Abstract

Where once the sociology of professions valorized the solo-practicing physician as paragon of the professional class, today’s doctors are more often than not salaried employees who share in the collective plight of all health care workers. In Flatlining: Race, Work, and Health Care in the New Economy, Adia Harvey Wingfield draws on a solid mixed methodology of survey data, interviews, and ethnographic observations to reveal how the burdens of these labor market changes are borne most heavily by black doctors, nurses, and health care technicians. In the “new economy,” institutional racism manifests in workplace patterns that shift the onus of equity work onto black employees. Wingfield analyzes this “racial outsourcing” as an outcome “when organizations fail to do the work of transforming their culture, norms, and workforces to reach communities of color and instead rely on black professionals for this labor” (p. 34). Black health care workers find themselves almost solely responsible for doing the uncompensated racialized labor necessary to cultivate the inclusive workplaces their employers nominally support.
As Flatlining richly demonstrates, this racialized labor is experienced differently by men and women throughout the occupational hierarchy. In Flatlining’s substantive chapters, Wingfield’s relational approach adds texture to her sharply focused analysis of the shifting configurations that generate variation in the performances and consequences of intersectional identities in interactions with superiors, peers, subordinates, and patients. Though black physicians were largely buffered from negative patient interactions by their high occupational status, black female physicians were attuned to how masculinized medical cultures limited their career opportunities. In the traditionally feminized occupation of nursing, black females were doubly disadvantaged as systemic inequalities in credentialing compounded with frequent racist interactions with white coworkers and patients, while black male nurses were cordoned off from the proverbial “golden escalator” by race. Yet it was the low-status health care technicians who most frequently bore the brunt of racial resentment from white patients and coworkers. Their responses to these pressures were markedly gendered, with men embracing equity work while women sought to exit their positions (and sometimes the health care sector altogether). Relative to doctors and nurses, technicians acutely experienced how the consequences of cost-cutting inevitably “trickle down” to differentially impact the most vulnerable workers.

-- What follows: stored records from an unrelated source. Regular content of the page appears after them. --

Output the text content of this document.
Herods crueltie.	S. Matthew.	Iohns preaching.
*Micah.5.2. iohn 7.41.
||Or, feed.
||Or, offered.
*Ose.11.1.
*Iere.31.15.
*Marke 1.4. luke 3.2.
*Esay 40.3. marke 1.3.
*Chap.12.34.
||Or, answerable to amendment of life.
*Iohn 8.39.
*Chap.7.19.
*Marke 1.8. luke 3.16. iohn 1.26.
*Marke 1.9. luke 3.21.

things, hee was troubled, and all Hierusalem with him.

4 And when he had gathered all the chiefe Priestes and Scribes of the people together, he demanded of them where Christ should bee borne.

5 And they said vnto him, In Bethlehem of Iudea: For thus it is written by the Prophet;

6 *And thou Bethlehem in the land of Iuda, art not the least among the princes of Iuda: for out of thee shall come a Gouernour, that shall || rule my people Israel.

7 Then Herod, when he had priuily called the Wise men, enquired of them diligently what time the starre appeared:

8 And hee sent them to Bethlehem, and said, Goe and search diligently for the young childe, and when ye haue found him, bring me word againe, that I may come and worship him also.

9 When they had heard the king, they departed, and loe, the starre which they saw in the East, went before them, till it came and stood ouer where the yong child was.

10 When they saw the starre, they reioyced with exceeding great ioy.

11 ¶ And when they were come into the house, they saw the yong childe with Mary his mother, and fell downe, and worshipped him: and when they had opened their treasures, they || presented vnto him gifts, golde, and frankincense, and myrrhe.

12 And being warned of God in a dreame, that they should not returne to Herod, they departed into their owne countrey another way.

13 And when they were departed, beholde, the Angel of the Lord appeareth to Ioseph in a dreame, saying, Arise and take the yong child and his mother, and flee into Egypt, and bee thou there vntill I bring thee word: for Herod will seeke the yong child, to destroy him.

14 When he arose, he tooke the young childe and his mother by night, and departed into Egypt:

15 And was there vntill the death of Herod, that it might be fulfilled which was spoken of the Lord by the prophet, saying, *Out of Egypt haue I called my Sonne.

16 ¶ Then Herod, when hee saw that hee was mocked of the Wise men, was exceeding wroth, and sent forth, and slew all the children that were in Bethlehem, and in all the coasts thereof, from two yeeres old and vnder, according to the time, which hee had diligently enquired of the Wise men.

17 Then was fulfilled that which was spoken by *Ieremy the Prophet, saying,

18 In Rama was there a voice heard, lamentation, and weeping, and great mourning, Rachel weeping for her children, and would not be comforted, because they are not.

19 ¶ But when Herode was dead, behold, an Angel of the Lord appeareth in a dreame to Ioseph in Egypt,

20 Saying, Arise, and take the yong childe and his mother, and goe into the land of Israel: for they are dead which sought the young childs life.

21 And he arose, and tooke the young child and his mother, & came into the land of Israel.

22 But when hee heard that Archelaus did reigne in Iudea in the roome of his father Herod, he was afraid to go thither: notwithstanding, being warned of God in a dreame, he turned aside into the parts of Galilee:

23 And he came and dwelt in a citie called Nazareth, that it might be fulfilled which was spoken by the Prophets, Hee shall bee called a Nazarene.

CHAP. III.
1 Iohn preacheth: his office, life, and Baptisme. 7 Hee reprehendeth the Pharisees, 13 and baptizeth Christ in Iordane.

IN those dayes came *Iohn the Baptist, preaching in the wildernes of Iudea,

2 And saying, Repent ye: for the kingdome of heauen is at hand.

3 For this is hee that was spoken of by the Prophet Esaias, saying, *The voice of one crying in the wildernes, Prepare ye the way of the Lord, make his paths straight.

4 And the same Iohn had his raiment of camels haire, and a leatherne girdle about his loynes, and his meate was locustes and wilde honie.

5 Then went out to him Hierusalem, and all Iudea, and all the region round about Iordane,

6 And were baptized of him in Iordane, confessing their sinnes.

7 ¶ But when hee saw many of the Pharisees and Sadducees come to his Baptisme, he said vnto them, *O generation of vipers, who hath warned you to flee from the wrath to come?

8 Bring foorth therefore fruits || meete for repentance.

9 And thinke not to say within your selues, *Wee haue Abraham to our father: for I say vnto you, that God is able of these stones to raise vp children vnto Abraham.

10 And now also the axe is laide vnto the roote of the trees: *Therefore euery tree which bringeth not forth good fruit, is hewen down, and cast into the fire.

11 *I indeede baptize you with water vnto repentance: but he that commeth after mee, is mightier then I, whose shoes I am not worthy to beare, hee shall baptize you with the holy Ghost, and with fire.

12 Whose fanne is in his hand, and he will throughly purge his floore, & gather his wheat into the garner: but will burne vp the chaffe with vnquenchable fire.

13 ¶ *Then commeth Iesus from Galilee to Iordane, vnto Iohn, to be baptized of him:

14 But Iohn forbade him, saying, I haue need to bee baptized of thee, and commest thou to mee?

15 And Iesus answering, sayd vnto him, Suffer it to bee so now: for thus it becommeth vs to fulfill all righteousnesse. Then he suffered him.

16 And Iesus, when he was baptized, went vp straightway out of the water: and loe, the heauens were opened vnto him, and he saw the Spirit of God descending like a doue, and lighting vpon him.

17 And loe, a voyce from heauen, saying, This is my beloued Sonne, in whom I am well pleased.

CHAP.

Across the medical hierarchy, Wingfield finds that black health care workers are overwhelmingly committed to working in the public sector where they have an opportunity to improve the health outcomes of underserved communities of color. The missions of public hospitals, increasingly endangered as neoliberal policy squeezes public spending on social services, are buoyed by black health care workers’ commitments to eschewing profit in favor of public good. Here is a particularly insidious effect of the new economy: black health care workers’ earnings are suppressed by their commitments to equitable health outcomes, leaving them at a personal financial disadvantage vis-à-vis predominantly white private sector peers. The social distance engendered by these occupational sorting mechanisms compounds with the social distance black workers experience between themselves and their white coworkers. Black health care workers’ solidarity with black patients makes them acutely aware of the insults a racialized medical system inflicts on black bodies. Nowhere is this more apparent than when black health care workers become patients of a health care system hostile to their race.
Wingfield takes care to remind us that privatization differentially affects black workers in predominantly public hospitals, which makes the tenor of her parting prescriptions for change feel discordant with her analysis. What are the prospects of resource-starved public facilities putting their money where their mouths are on equity training when Wingfield so frequently observes them cutting corners to save costs at every opportunity? The structural solutions on offer in Flatlining—investing in public resources and strengthening more inclusive unions—seem almost retrogressive against the backdrop of the inexorable creep toward privatization in public hospital management Wingfield describes. The precarity of work in the new economy surely begs new strategies for cultivating equitable workplaces. Wingfield’s concluding remarks could have been enriched by more careful consideration of the macro-level dynamics of institutional change in contemporary health care settings of the sort she offers in her introductory history of health reform and occupational sorting.
Overall, Wingfield’s narrative is brisk and engrossing, offering a fresh perspective on the intersectional complexities of racialized labor in today’s health care system. Flatlining is a rare study that presents an immersive, compelling, and readable account that marks a solid contribution to the contemporary study of the professions that is accessible to students and nonspecialists alike.